Kafka achieves his deliberately unsensational effect by a method of literary inversion of the kind we have already mentioned; that is, subject and object are inverted or interchanged, as in all fables. This may sound like a purely grammatical point, but in fact it is much more. In order to convey the truth, 'Men are like beasts', Aesop shows us that 'Beasts are men'; by representing robbers as ordinary citizens, Brecht in his Threepenny Operashows that 'Ordinary citizens are robbers'. In order to bring home to us that the things which are accepted as a matter of course in our world are horrible, Kafka inverts the terms and treats blatant horrors as a matter of course. .. If we are shown without further explanation how in reality men are not rendered speechless by the unspeakabale, nor horrified by what is horrifying, this revelation is in itself both eloquent and terrible, and indeed more telling than if Kafka had made the victim of the execution-machine in the Penal Colony roar like an Ajax.
What Kafka describes is not so much what is, i.e. the world to which the individual belongs and owes his being, as the state of not-belonging, that is, of not being. Or more exactly: he describes, first, how the world of being appears to the outsider (i.e. as an alien world); and, secondly, the desperate efforts which this unsubstantial and homeless creature makes in order to gain acceptance in this world.
If Kafka's world is transfigured it is not with the radiance of eternity; for him it is the very temporal, commonplace world which has become 'infinitely' remote, inaccessible, mysterious. And this because he (or his hero K.) stands so far outside it, that the 'here-and-now' assumes the character of a 'beyond'. Not, however (and the point should be stressed), the character of an ultimate paradise to be attained, least of all in the 'worldly' sense of a Utopian Socialist future. In no sense is it the world to come which is Kafka's 'beyond', but the actual world. In the same way he 'who is to come' is himself, the alien; it is he who has yet to arrive in the world, and to make himself part of the world.

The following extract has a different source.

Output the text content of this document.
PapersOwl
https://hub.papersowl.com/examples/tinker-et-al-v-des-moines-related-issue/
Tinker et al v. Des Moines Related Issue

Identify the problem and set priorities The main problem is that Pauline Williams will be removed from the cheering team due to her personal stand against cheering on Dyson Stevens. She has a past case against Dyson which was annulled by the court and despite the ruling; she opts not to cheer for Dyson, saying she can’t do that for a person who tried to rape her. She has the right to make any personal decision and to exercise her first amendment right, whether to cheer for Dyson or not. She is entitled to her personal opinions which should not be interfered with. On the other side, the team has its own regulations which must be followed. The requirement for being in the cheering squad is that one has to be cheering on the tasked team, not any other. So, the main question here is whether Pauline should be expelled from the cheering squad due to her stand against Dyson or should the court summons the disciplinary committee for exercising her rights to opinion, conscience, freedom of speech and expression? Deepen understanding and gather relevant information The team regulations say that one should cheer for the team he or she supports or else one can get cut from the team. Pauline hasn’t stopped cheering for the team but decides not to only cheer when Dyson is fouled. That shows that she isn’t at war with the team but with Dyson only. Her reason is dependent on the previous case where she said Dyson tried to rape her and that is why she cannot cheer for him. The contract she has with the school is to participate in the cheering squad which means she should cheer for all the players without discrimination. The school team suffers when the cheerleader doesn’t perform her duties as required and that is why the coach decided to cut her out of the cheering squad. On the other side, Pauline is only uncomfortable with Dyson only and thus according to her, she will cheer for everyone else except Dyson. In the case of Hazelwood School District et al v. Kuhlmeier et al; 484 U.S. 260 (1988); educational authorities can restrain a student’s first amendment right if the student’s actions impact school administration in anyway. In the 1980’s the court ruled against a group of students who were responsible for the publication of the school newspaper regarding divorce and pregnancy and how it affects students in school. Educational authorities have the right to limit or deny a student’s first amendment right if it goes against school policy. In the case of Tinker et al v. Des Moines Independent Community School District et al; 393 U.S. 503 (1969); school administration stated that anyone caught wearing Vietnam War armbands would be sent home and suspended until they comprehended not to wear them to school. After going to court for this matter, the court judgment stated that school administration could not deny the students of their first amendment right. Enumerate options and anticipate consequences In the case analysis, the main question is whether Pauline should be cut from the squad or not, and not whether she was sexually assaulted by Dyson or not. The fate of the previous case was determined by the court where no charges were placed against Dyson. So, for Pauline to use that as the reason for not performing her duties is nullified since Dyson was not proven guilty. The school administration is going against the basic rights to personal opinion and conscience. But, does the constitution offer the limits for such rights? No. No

Kafka's heroes are the victims of a kind of original sin, though not in the Christian sense. Simply because from the start they are shut out of paradise (which in their case is the world), they are guilty, and every cuplable act is the result of this prior situation.
Whereas allegory presents humanized abstractions, Kafka's stories represent abstract human beings. These men and women are 'abstract' in the sense suggested by the original Latin word abstrahere: they have been removed, torn away from the fulness of human existence. any of them are indeed nothing but functions: this man is a messneger and nothing else, that woman is a useful contact and nothing else.

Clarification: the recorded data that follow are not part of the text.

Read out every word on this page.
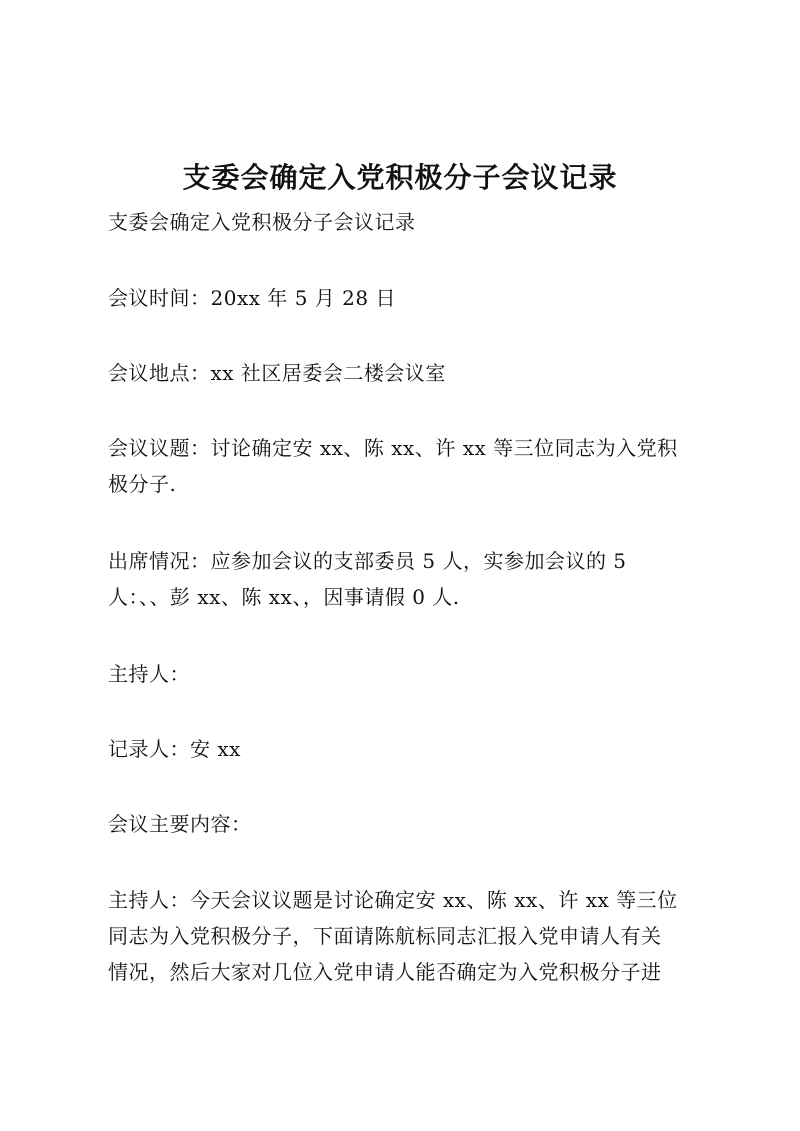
支委会确定入党积极分子会议记录

支委会确定入党积极分子会议记录

会议时间：20xx 年 5 月 28 日

会议地点：xx 社区居委会二楼会议室

会议议题：讨论确定安 xx、陈 xx、许 xx 等三位同志为入党积
极分子.

出席情况：应参加会议的支部委员 5 人，实参加会议的 5
人：、、彭 xx、陈 xx、，因事请假 0 人.

主持人：

记录人：安 xx

会议主要内容：

主持人：今天会议议题是讨论确定安 xx、陈 xx、许 xx 等三位
同志为入党积极分子，下面请陈航标同志汇报入党申请人有关
情况，然后大家对几位入党申请人能否确定为入党积极分子进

… Societies have reached the dreadful state where a man who has no particular function to perform may be regarded as not real, as nothing, as unworthy of life.
It is the reply of those deprived of their power, of those who are irresponsible because no responsibility is left to them — in short, of those who do not really live but whose lives are used by others.
If a man is nothing but his profession, if his being is nothing more than the role for which he is 'cut out', then he himself is indeed a nonentity, existing not in his own right but, as it were, by permissions of the authorities, an authorized copy of his own official papers.
We might liken the lightness of Kafka's style to the lightness of a man who, compared with the weightiness of the world, has been weighed and found wanting; its gaiety is not that of a serious man, but of the man who is not taken seriously.